EE Times India: What was the objective behind TI's acquisition of Luminary Micro? Can you tell us about the results (financial) that TI has achieved with regards to the acquisition?

Booth: Texas Instruments (TI) acquired Luminary Micro to broaden the range of embedded processing solutions that TI can provide. With the addition of Luminary Micro's Stellaris ARM Cortex-M3 MCUs, TI is the only ARM licensee who can provide code-compatible software solutions from $1 [Rs.44.67] with Stellaris to beyond 1GHz with Sitara (ARM Cortex-A8). While TI does not disclose financial results on specific business units, I can say that TI's MCU products have led our Embedded Processing growth in both the sequential and year-on-year comparisons as our investments in this area are producing results.

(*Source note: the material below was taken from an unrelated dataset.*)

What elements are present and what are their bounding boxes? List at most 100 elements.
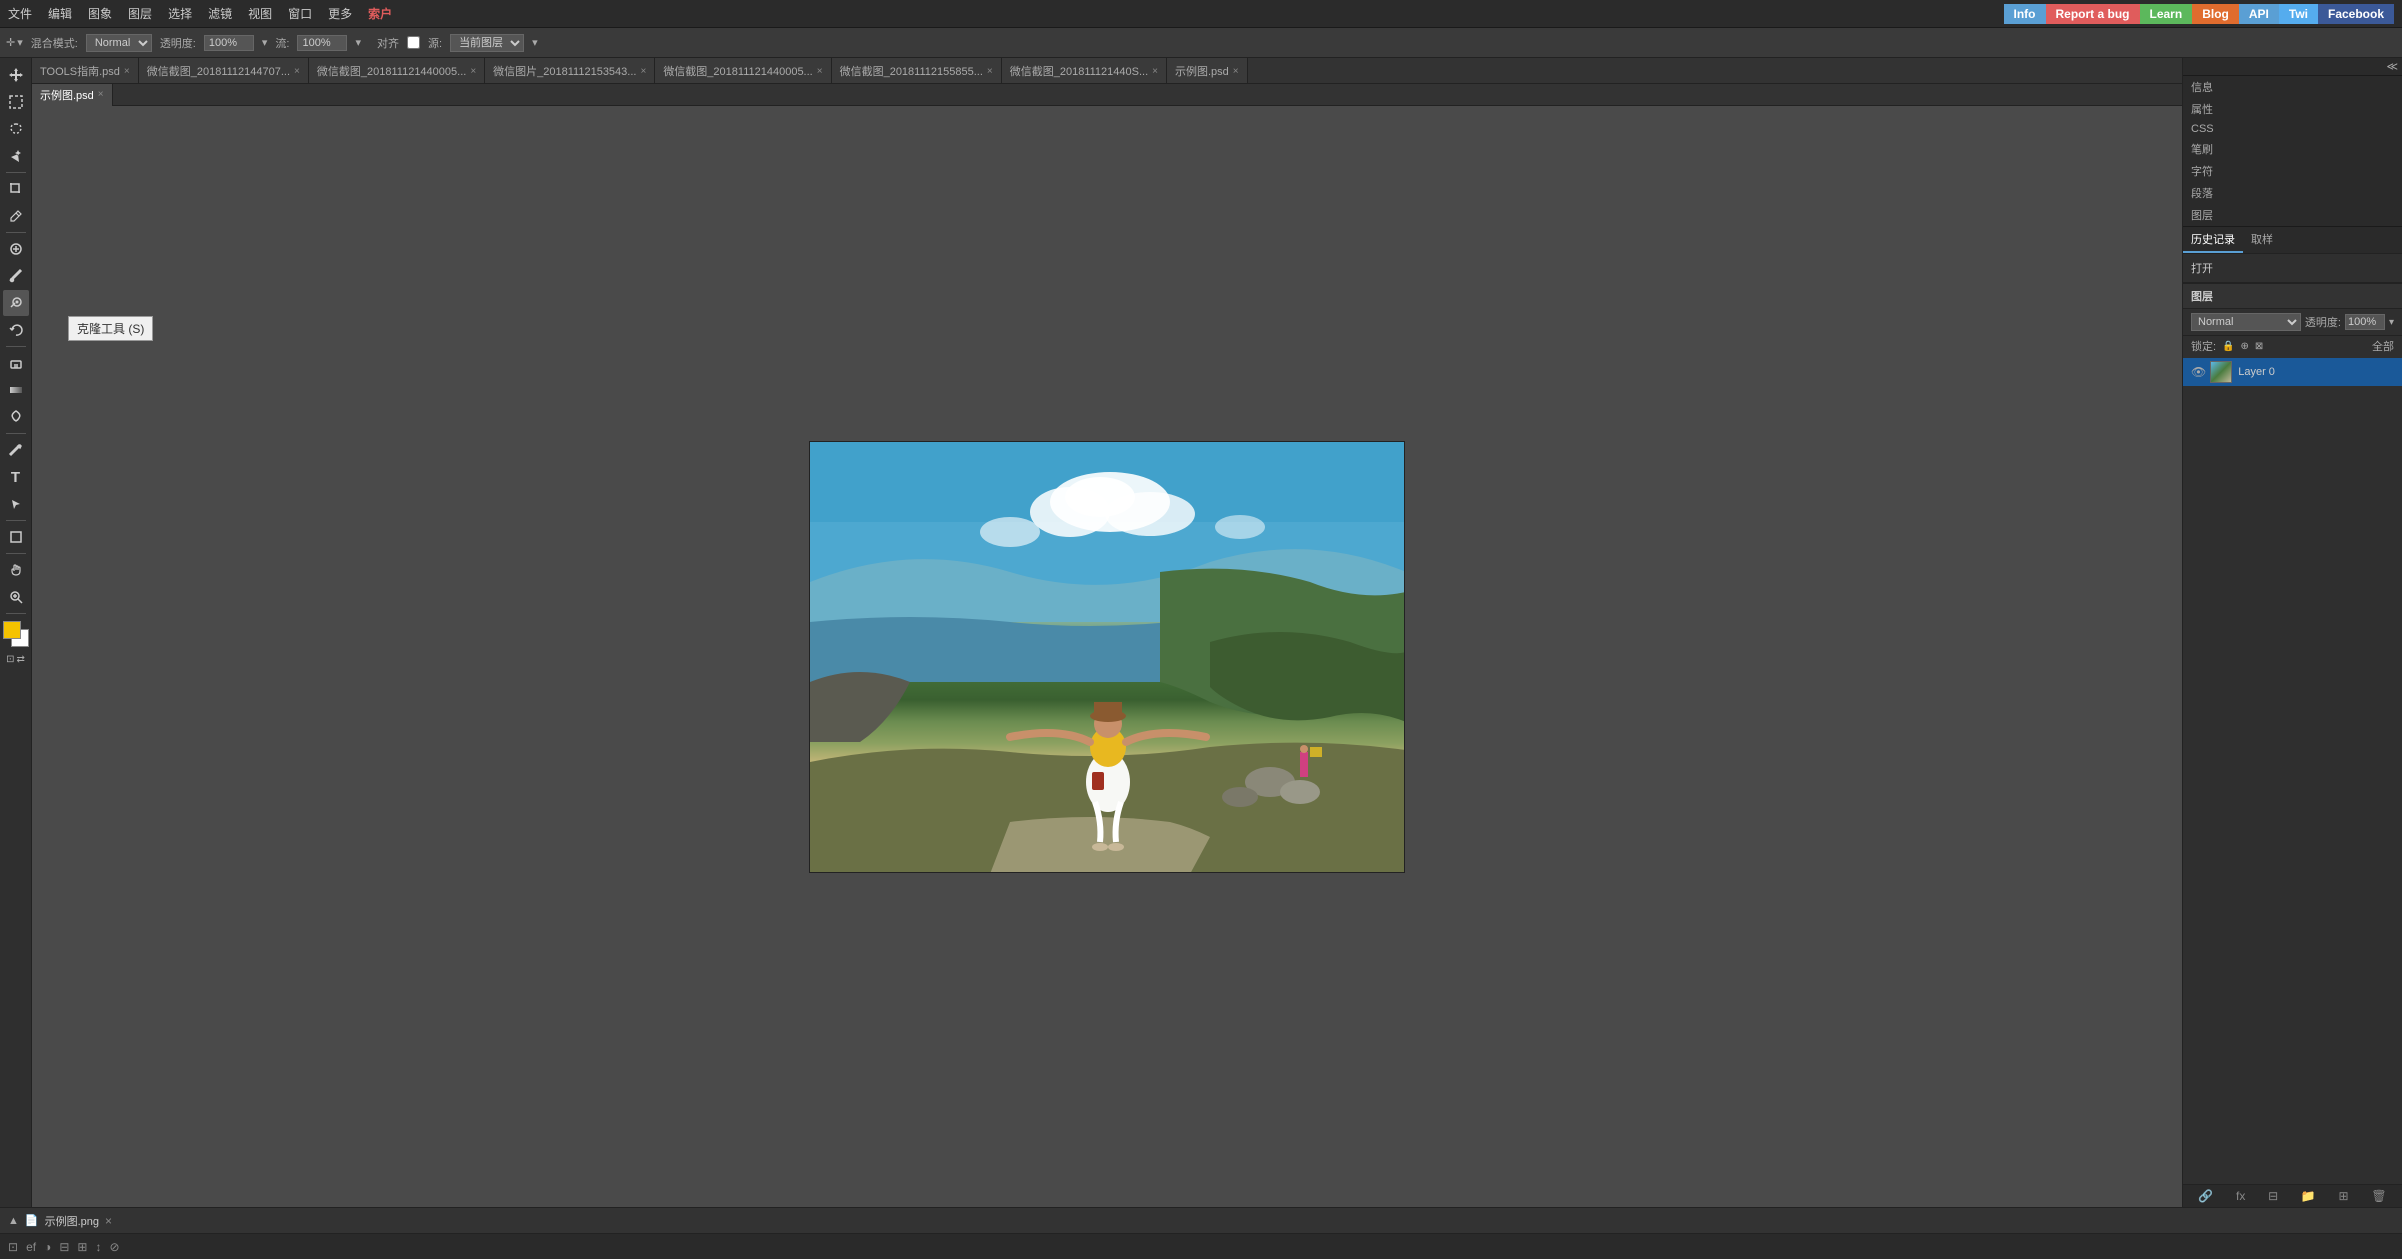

Booth: With the addition of Luminary Micro's Stellaris ARM Cortex-M3 MCUs, TI is the only ARM licensee who can provide code-compatible software solutions from $1 [Rs.44.67] with Stellaris to beyond 1GHz with Sitara (ARM Cortex-A8)

Did the acquisition affect the no. of employees in Luminary Micro? Were they integrated in TI?

After the acquisition in May 2009, Luminary Micro's employees were integrated into TI. The Stellaris business unit is located in Austin, Texas, at Luminary Micro's old location. Texas Instruments has invested in Stellaris just as TI has invested in all embedded processing — especially the MCU market. We now have significantly more employees working on Stellaris than Luminary Micro had.

Where does the Stellaris line of MCUs fit into TI's existing portfolio? Did it pose a threat to any of the existing lines?

Because TI supports a large number of customers across very diverse embedded markets, TI has a very broad offering in its embedded processing portfolio. Stellaris MCUs extend the 32bit general market applicability of TI's embedded solutions. At the time of acquisition, we expected Stellaris to broaden the reach of TI's MCU portfolio and complement the general-market presence of TI's ultra-low-power MSP430 MCUs as well as the C200o real-time control MCUs. Our experience in the previous 18 months has validated our expectations of the growth synergy for TI MCU by having a very broad portfolio.